This historic coastal town lies 60 miles (l00 km) from Mombasa and is believed to be the ‘Melind’ of Paradise Lost. Chinese junks visited the port in the early fifteenth century and, after the arrival of Vasco da Gama’s fleet, Malindi prospered as the centre of Portuguese influence for nearly one hundred years.
For nearly three hundred years, slaves were sold in front of the pillar which stands by the Juma Mosque. In 1900 the enforcement of the ban on slave labour crippled the economy and Malindi entered the twentieth century as a ‘small fishing village:
However the introduction of agricultural settlement schemes and the building of the first beach hotels in the 1930’s turned Malindi into a thriving township. Just south of the township is Casuarina Point and the coral gardens of the Malindi Marine Park, a fascinating underwater wonderland, visited every day by glass bottom boats and snorkelers.

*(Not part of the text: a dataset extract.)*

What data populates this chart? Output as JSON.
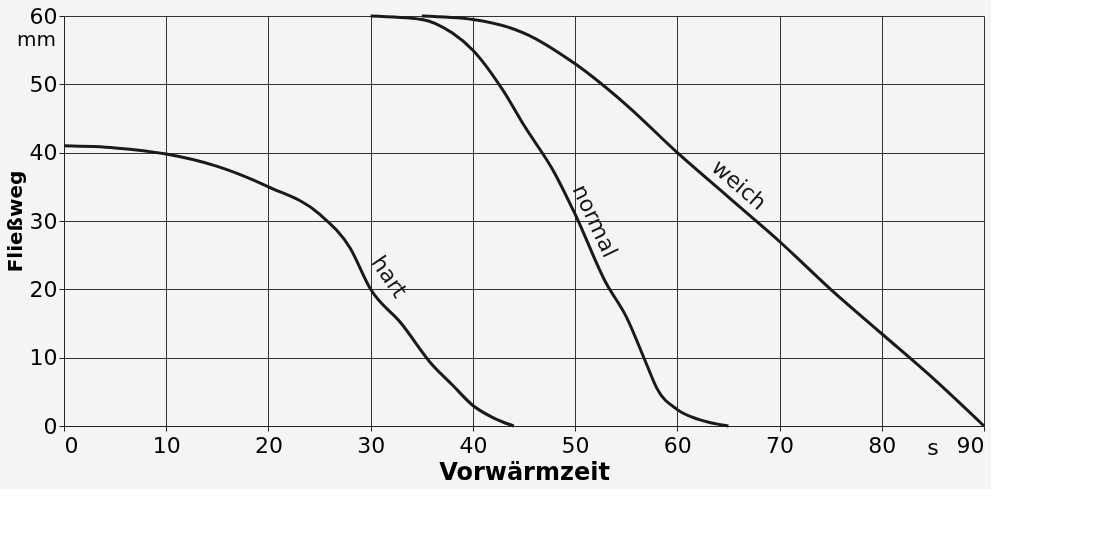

Malindi hosts the International Billfish Contest in February each year. Sailfish breed along the mouth of the Sabaki River (3 miles/ 5 kms north of Malindi) and sailfishing is at its best from October until February. In recent years night fishing has been introduced, to search for the elusive broadbill.
The Kenya Association of Sea Anglers keeps a tight control on the size of fish which can be brought ashore, and all members prefer to tag billfish to protect the species.